Wagnerian Christ February 22, 2013

It’s one of the most famous passages in Schweitzer’s The Quest of the Historical Jesus: A Critical Study of its Progress from Reimarus to Wrede , perhaps the most famous in all New Testament studies : “The son of man lays hold of the wheel of the world to set it moving on that last revolution which is to bring all ordinary history to a close. It refuses to turn, and He throws Himself upon it. Then it does turn; and crushes Him. Instead of bringing in the eschatological conditions, He has destroyed them. The wheel rolls onward, and the mangled body of the one immeasurably great Man, who was strong enough to think of Himself as the spiritual ruler of mankind and to bend history to His purpose, is hanging upon it still. That is His victory and His reign.”

I’ve long thought Schweitzer’s book is the funniest book of New Testament scholarship ever published (not much competition, admittedly).

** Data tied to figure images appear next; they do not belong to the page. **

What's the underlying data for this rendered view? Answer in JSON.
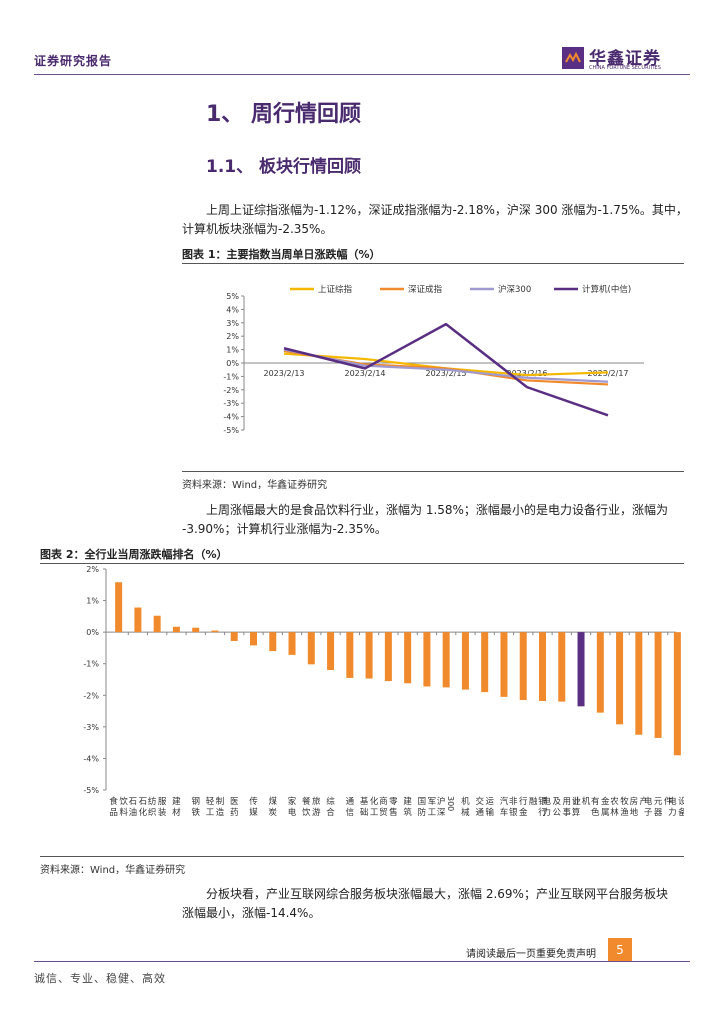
{
  "header": {
    "report_type": "证券研究报告",
    "logo_cn": "华鑫证券",
    "logo_en": "CHINA FORTUNE SECURITIES"
  },
  "section1": {
    "title": "1、 周行情回顾"
  },
  "section11": {
    "title": "1.1、 板块行情回顾"
  },
  "para1": {
    "line1": "上周上证综指涨幅为-1.12%，深证成指涨幅为-2.18%，沪深 300 涨幅为-1.75%。其中，",
    "line2": "计算机板块涨幅为-2.35%。"
  },
  "fig1": {
    "title": "图表 1：主要指数当周单日涨跌幅（%）",
    "source": "资料来源：Wind，华鑫证券研究"
  },
  "para2": {
    "line1": "上周涨幅最大的是食品饮料行业，涨幅为 1.58%；涨幅最小的是电力设备行业，涨幅为",
    "line2": "-3.90%；计算机行业涨幅为-2.35%。"
  },
  "fig2": {
    "title": "图表 2：全行业当周涨跌幅排名（%）",
    "source": "资料来源：Wind，华鑫证券研究"
  },
  "para3": {
    "line1": "分板块看，产业互联网综合服务板块涨幅最大，涨幅 2.69%；产业互联网平台服务板块",
    "line2": "涨幅最小，涨幅-14.4%。"
  },
  "footer": {
    "disclaimer": "请阅读最后一页重要免责声明",
    "page": "5",
    "motto": "诚信、专业、稳健、高效"
  },
  "colors": {
    "orange": "#f08a2c",
    "purple": "#5a2e82",
    "yellow": "#f5b800",
    "lavender": "#9f9ad0"
  },
  "chart_data": [
    {
      "type": "line",
      "title": "主要指数当周单日涨跌幅（%）",
      "categories": [
        "2023/2/13",
        "2023/2/14",
        "2023/2/15",
        "2023/2/16",
        "2023/2/17"
      ],
      "ylim": [
        -5,
        5
      ],
      "yticks": [
        "5%",
        "4%",
        "3%",
        "2%",
        "1%",
        "0%",
        "-1%",
        "-2%",
        "-3%",
        "-4%",
        "-5%"
      ],
      "legend_position": "top",
      "series": [
        {
          "name": "上证综指",
          "color": "#f5b800",
          "values": [
            0.7,
            0.3,
            -0.4,
            -0.9,
            -0.7
          ]
        },
        {
          "name": "深证成指",
          "color": "#f08a2c",
          "values": [
            0.9,
            -0.1,
            -0.4,
            -1.3,
            -1.6
          ]
        },
        {
          "name": "沪深300",
          "color": "#9f9ad0",
          "values": [
            1.0,
            -0.2,
            -0.5,
            -1.1,
            -1.4
          ]
        },
        {
          "name": "计算机(中信)",
          "color": "#5a2e82",
          "values": [
            1.1,
            -0.4,
            2.9,
            -1.8,
            -3.9
          ]
        }
      ]
    },
    {
      "type": "bar",
      "title": "全行业当周涨跌幅排名（%）",
      "ylim": [
        -5,
        2
      ],
      "yticks": [
        "2%",
        "1%",
        "0%",
        "-1%",
        "-2%",
        "-3%",
        "-4%",
        "-5%"
      ],
      "highlight": "计算机",
      "categories": [
        "食品饮料",
        "石油石化",
        "纺织服装",
        "建材",
        "钢铁",
        "轻工制造",
        "医药",
        "传媒",
        "煤炭",
        "家电",
        "餐饮旅游",
        "综合",
        "通信",
        "基础化工",
        "商贸零售",
        "建筑",
        "国防军工",
        "沪深300",
        "机械",
        "交通运输",
        "汽车",
        "非银行金融",
        "银行",
        "电力及公用事业",
        "计算机",
        "有色金属",
        "农林牧渔",
        "房地产",
        "电子元器件",
        "电力设备"
      ],
      "labels": [
        "食品\n饮料",
        "石油\n石化",
        "纺织\n服装",
        "建材",
        "钢铁",
        "轻工\n制造",
        "医药",
        "传媒",
        "煤炭",
        "家电",
        "餐饮\n旅游",
        "综合",
        "通信",
        "基础\n化工",
        "商贸\n零售",
        "建筑",
        "国防\n军工",
        "沪深\n300",
        "机械",
        "交通\n运输",
        "汽车",
        "非银\n行金\n融",
        "银行",
        "电力\n及公\n用事\n业",
        "计算\n机",
        "有色\n金属",
        "农林\n牧渔",
        "房地\n产",
        "电子\n元器\n件",
        "电力\n设备"
      ],
      "values": [
        1.58,
        0.78,
        0.52,
        0.17,
        0.14,
        0.05,
        -0.28,
        -0.42,
        -0.6,
        -0.72,
        -1.02,
        -1.2,
        -1.45,
        -1.47,
        -1.55,
        -1.62,
        -1.72,
        -1.75,
        -1.82,
        -1.9,
        -2.05,
        -2.15,
        -2.18,
        -2.2,
        -2.35,
        -2.55,
        -2.92,
        -3.25,
        -3.35,
        -3.9
      ]
    }
  ]
}
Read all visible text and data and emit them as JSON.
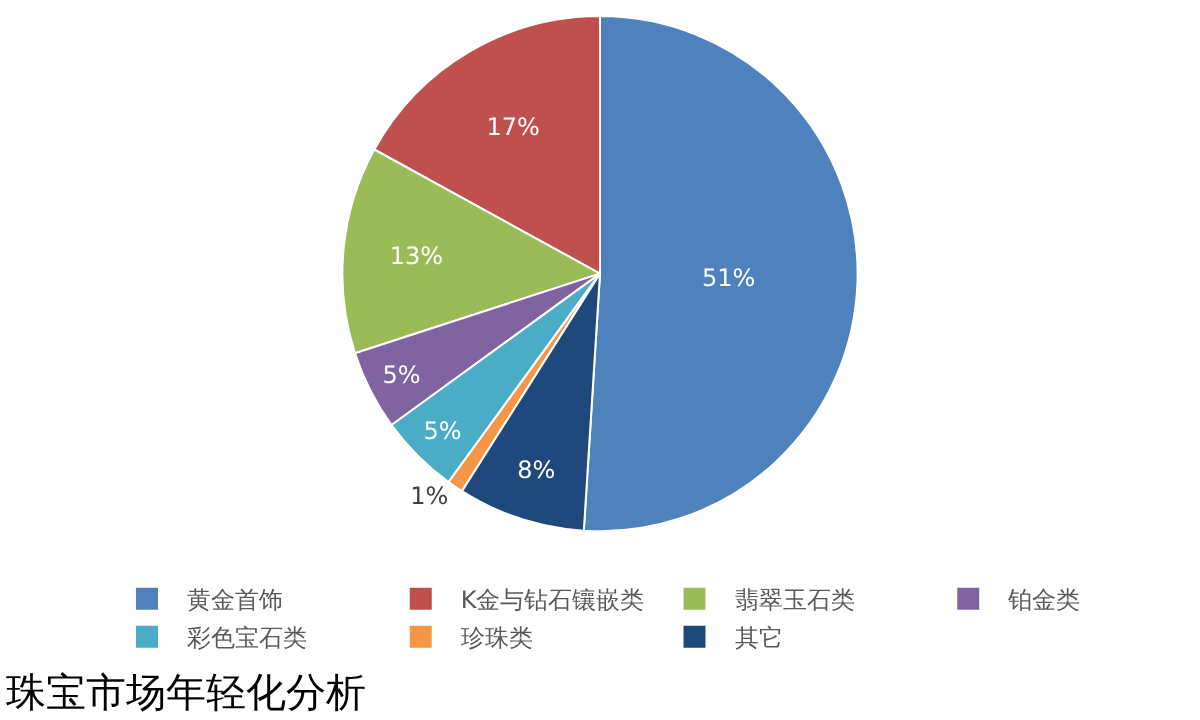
{
  "chart_data": {
    "type": "pie",
    "title": "珠宝市场年轻化分析",
    "categories": [
      "黄金首饰",
      "K金与钻石镶嵌类",
      "翡翠玉石类",
      "铂金类",
      "彩色宝石类",
      "珍珠类",
      "其它"
    ],
    "values": [
      51,
      17,
      13,
      5,
      5,
      1,
      8
    ],
    "value_labels": [
      "51%",
      "17%",
      "13%",
      "5%",
      "5%",
      "1%",
      "8%"
    ],
    "colors": [
      "#4f81bd",
      "#c0504d",
      "#9bbb59",
      "#8064a2",
      "#4bacc6",
      "#f79646",
      "#1f497d"
    ],
    "legend": "bottom"
  }
}
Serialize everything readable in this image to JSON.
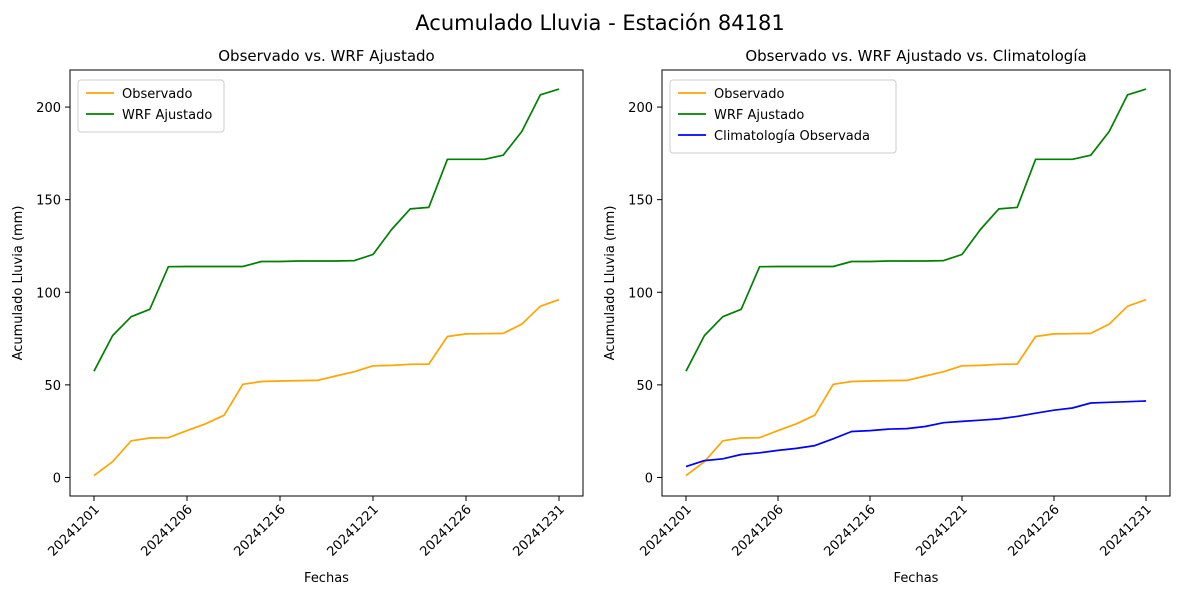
{
  "figure_title": "Acumulado Lluvia - Estación 84181",
  "colors": {
    "observado": "#ffa500",
    "wrf": "#008000",
    "climatologia": "#0000ff"
  },
  "chart_data": [
    {
      "type": "line",
      "title": "Observado vs. WRF Ajustado",
      "xlabel": "Fechas",
      "ylabel": "Acumulado Lluvia (mm)",
      "ylim": [
        -10,
        220
      ],
      "yticks": [
        0,
        50,
        100,
        150,
        200
      ],
      "xticks": [
        "20241201",
        "20241206",
        "20241216",
        "20241221",
        "20241226",
        "20241231"
      ],
      "legend_position": "upper-left",
      "grid": false,
      "categories": [
        "20241201",
        "20241202",
        "20241203",
        "20241204",
        "20241205",
        "20241206",
        "20241207",
        "20241208",
        "20241209",
        "20241210",
        "20241211",
        "20241212",
        "20241213",
        "20241214",
        "20241215",
        "20241216",
        "20241217",
        "20241218",
        "20241219",
        "20241220",
        "20241221",
        "20241222",
        "20241223",
        "20241224",
        "20241225",
        "20241226",
        "20241227",
        "20241228",
        "20241229",
        "20241230",
        "20241231"
      ],
      "series": [
        {
          "name": "Observado",
          "color": "#ffa500",
          "values": [
            1,
            8.5,
            19.8,
            21.3,
            21.5,
            25.3,
            29,
            33.6,
            50.3,
            51.8,
            52.1,
            52.3,
            52.4,
            54.8,
            57.1,
            60.3,
            60.5,
            61.1,
            61.2,
            76.1,
            77.5,
            77.6,
            77.8,
            82.8,
            92.5,
            96,
            null,
            null,
            null,
            null,
            null
          ]
        },
        {
          "name": "WRF Ajustado",
          "color": "#008000",
          "values": [
            57.4,
            76.6,
            86.8,
            90.8,
            113.8,
            113.9,
            113.9,
            113.9,
            113.9,
            116.6,
            116.6,
            116.9,
            116.9,
            116.9,
            117.1,
            120.4,
            133.9,
            145,
            145.8,
            171.8,
            171.8,
            171.8,
            174,
            186.8,
            206.6,
            209.7,
            null,
            null,
            null,
            null,
            null
          ]
        }
      ]
    },
    {
      "type": "line",
      "title": "Observado vs. WRF Ajustado vs. Climatología",
      "xlabel": "Fechas",
      "ylabel": "Acumulado Lluvia (mm)",
      "ylim": [
        -10,
        220
      ],
      "yticks": [
        0,
        50,
        100,
        150,
        200
      ],
      "xticks": [
        "20241201",
        "20241206",
        "20241216",
        "20241221",
        "20241226",
        "20241231"
      ],
      "legend_position": "upper-left",
      "grid": false,
      "categories": [
        "20241201",
        "20241202",
        "20241203",
        "20241204",
        "20241205",
        "20241206",
        "20241207",
        "20241208",
        "20241209",
        "20241210",
        "20241211",
        "20241212",
        "20241213",
        "20241214",
        "20241215",
        "20241216",
        "20241217",
        "20241218",
        "20241219",
        "20241220",
        "20241221",
        "20241222",
        "20241223",
        "20241224",
        "20241225",
        "20241226",
        "20241227",
        "20241228",
        "20241229",
        "20241230",
        "20241231"
      ],
      "series": [
        {
          "name": "Observado",
          "color": "#ffa500",
          "values": [
            1,
            8.5,
            19.8,
            21.3,
            21.5,
            25.3,
            29,
            33.6,
            50.3,
            51.8,
            52.1,
            52.3,
            52.4,
            54.8,
            57.1,
            60.3,
            60.5,
            61.1,
            61.2,
            76.1,
            77.5,
            77.6,
            77.8,
            82.8,
            92.5,
            96,
            null,
            null,
            null,
            null,
            null
          ]
        },
        {
          "name": "WRF Ajustado",
          "color": "#008000",
          "values": [
            57.4,
            76.6,
            86.8,
            90.8,
            113.8,
            113.9,
            113.9,
            113.9,
            113.9,
            116.6,
            116.6,
            116.9,
            116.9,
            116.9,
            117.1,
            120.4,
            133.9,
            145,
            145.8,
            171.8,
            171.8,
            171.8,
            174,
            186.8,
            206.6,
            209.7,
            null,
            null,
            null,
            null,
            null
          ]
        },
        {
          "name": "Climatología Observada",
          "color": "#0000ff",
          "values": [
            5.9,
            9.1,
            10.1,
            12.4,
            13.3,
            14.6,
            15.7,
            17.2,
            20.9,
            24.8,
            25.3,
            26.1,
            26.4,
            27.5,
            29.6,
            30.3,
            30.9,
            31.6,
            33,
            34.7,
            36.3,
            37.5,
            40.2,
            40.6,
            40.9,
            41.3,
            null,
            null,
            null,
            null,
            null
          ]
        }
      ]
    }
  ]
}
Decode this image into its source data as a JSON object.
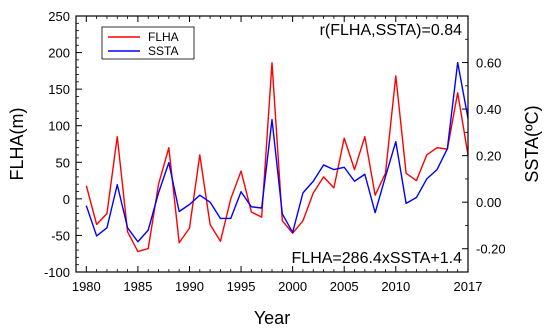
{
  "chart_data": {
    "type": "line",
    "title": "",
    "xlabel": "Year",
    "ylabel_left": "FLHA(m)",
    "ylabel_right": "SSTA(ºC)",
    "xlim": [
      1979,
      2017
    ],
    "ylim_left": [
      -100,
      250
    ],
    "ylim_right": [
      -0.3,
      0.8
    ],
    "x_ticks": [
      1980,
      1985,
      1990,
      1995,
      2000,
      2005,
      2010,
      2017
    ],
    "y_ticks_left": [
      -100,
      -50,
      0,
      50,
      100,
      150,
      200,
      250
    ],
    "y_ticks_right": [
      -0.2,
      0.0,
      0.2,
      0.4,
      0.6
    ],
    "y_tick_labels_left": [
      "-100",
      "-50",
      "0",
      "50",
      "100",
      "150",
      "200",
      "250"
    ],
    "y_tick_labels_right": [
      "-0.20",
      "0.00",
      "0.20",
      "0.40",
      "0.60"
    ],
    "x": [
      1980,
      1981,
      1982,
      1983,
      1984,
      1985,
      1986,
      1987,
      1988,
      1989,
      1990,
      1991,
      1992,
      1993,
      1994,
      1995,
      1996,
      1997,
      1998,
      1999,
      2000,
      2001,
      2002,
      2003,
      2004,
      2005,
      2006,
      2007,
      2008,
      2009,
      2010,
      2011,
      2012,
      2013,
      2014,
      2015,
      2016,
      2017
    ],
    "series": [
      {
        "name": "FLHA",
        "axis": "left",
        "color": "#ff0000",
        "values": [
          18,
          -35,
          -20,
          85,
          -45,
          -72,
          -68,
          20,
          70,
          -60,
          -40,
          60,
          -35,
          -58,
          0,
          38,
          -18,
          -25,
          186,
          -30,
          -47,
          -30,
          8,
          30,
          15,
          83,
          40,
          85,
          5,
          35,
          168,
          35,
          25,
          60,
          70,
          68,
          145,
          60
        ]
      },
      {
        "name": "SSTA",
        "axis": "right",
        "color": "#0000ff",
        "values": [
          -0.015,
          -0.145,
          -0.11,
          0.075,
          -0.11,
          -0.17,
          -0.12,
          0.04,
          0.17,
          -0.04,
          -0.01,
          0.03,
          0.0,
          -0.07,
          -0.07,
          0.045,
          -0.02,
          -0.025,
          0.355,
          -0.05,
          -0.13,
          0.04,
          0.09,
          0.16,
          0.14,
          0.15,
          0.09,
          0.12,
          -0.045,
          0.11,
          0.26,
          -0.005,
          0.02,
          0.1,
          0.14,
          0.23,
          0.6,
          0.36
        ]
      }
    ],
    "legend": {
      "placement": "top-left",
      "entries": [
        "FLHA",
        "SSTA"
      ]
    },
    "annotations": {
      "correlation": "r(FLHA,SSTA)=0.84",
      "regression": "FLHA=286.4xSSTA+1.4"
    },
    "grid": false
  }
}
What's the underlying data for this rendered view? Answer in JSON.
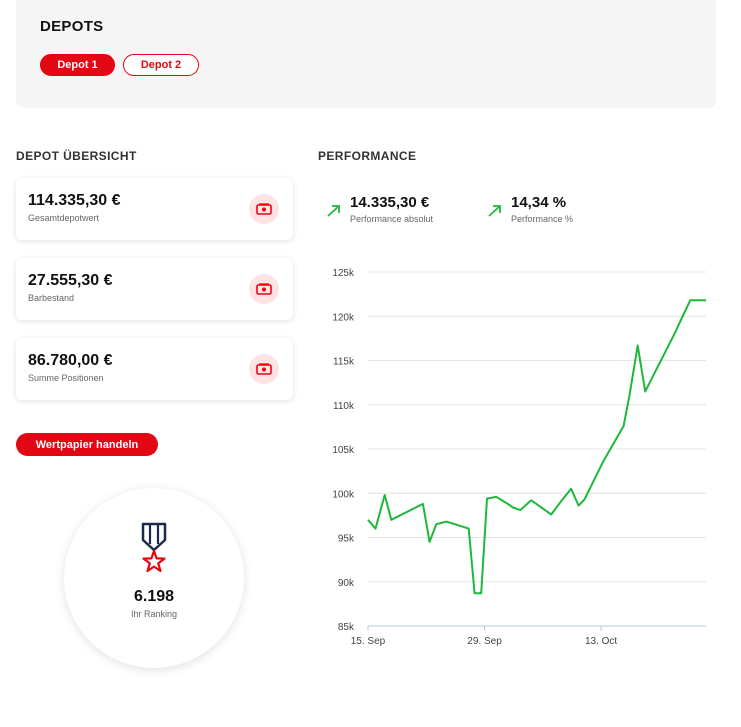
{
  "depots": {
    "title": "DEPOTS",
    "buttons": [
      {
        "label": "Depot 1",
        "active": true
      },
      {
        "label": "Depot 2",
        "active": false
      }
    ]
  },
  "overview": {
    "title": "DEPOT ÜBERSICHT",
    "cards": [
      {
        "value": "114.335,30 €",
        "label": "Gesamtdepotwert",
        "icon": "money-icon"
      },
      {
        "value": "27.555,30 €",
        "label": "Barbestand",
        "icon": "money-icon"
      },
      {
        "value": "86.780,00 €",
        "label": "Summe Positionen",
        "icon": "money-icon"
      }
    ],
    "trade_button": "Wertpapier handeln",
    "ranking": {
      "value": "6.198",
      "label": "Ihr Ranking",
      "icon": "medal-icon"
    }
  },
  "performance": {
    "title": "PERFORMANCE",
    "absolute": {
      "value": "14.335,30 €",
      "label": "Performance absolut",
      "icon": "trend-up-icon"
    },
    "percent": {
      "value": "14,34 %",
      "label": "Performance %",
      "icon": "trend-up-icon"
    }
  },
  "colors": {
    "accent": "#e30613",
    "positive": "#1db83a",
    "panel": "#f5f5f5"
  },
  "chart_data": {
    "type": "line",
    "title": "",
    "xlabel": "",
    "ylabel": "",
    "ylim": [
      85000,
      125000
    ],
    "yticks": [
      "125k",
      "120k",
      "115k",
      "110k",
      "105k",
      "100k",
      "95k",
      "90k",
      "85k"
    ],
    "xticks": [
      {
        "label": "15. Sep",
        "day": 15
      },
      {
        "label": "29. Sep",
        "day": 29
      },
      {
        "label": "13. Oct",
        "day": 43
      }
    ],
    "grid": true,
    "series": [
      {
        "color": "#1db83a",
        "x": [
          15,
          15.9,
          17,
          17.8,
          21.6,
          22.4,
          23.2,
          24.4,
          27.1,
          27.8,
          28.6,
          29.3,
          30.4,
          31.8,
          32.4,
          33.3,
          34.6,
          35.5,
          37,
          38.2,
          39.4,
          40.3,
          41,
          43.2,
          45.7,
          46.4,
          47.4,
          48.3,
          51.8,
          53.7,
          55.6
        ],
        "y": [
          97000,
          96000,
          99800,
          97000,
          98800,
          94500,
          96500,
          96800,
          96000,
          88700,
          88700,
          99400,
          99600,
          98800,
          98400,
          98100,
          99200,
          98600,
          97600,
          99100,
          100500,
          98600,
          99300,
          103500,
          107600,
          111000,
          116700,
          111500,
          118000,
          121800,
          121800
        ]
      }
    ]
  }
}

His critiques of lame earlier lives of Jesus are hilarious. But I realized today that it is also the most operatic book of New Testament scholarship ever published.

Which is ironic, since the thrust of Schweitzer’s critique of earlier scholarship is that everyone before had molded Christ into his own image. It seems – forgive me, it’s hard not to purplish thinking about Schweitzer – that Schweitzer too gazes deep into the well of the past and sees reflected his own wild Wagnerian features.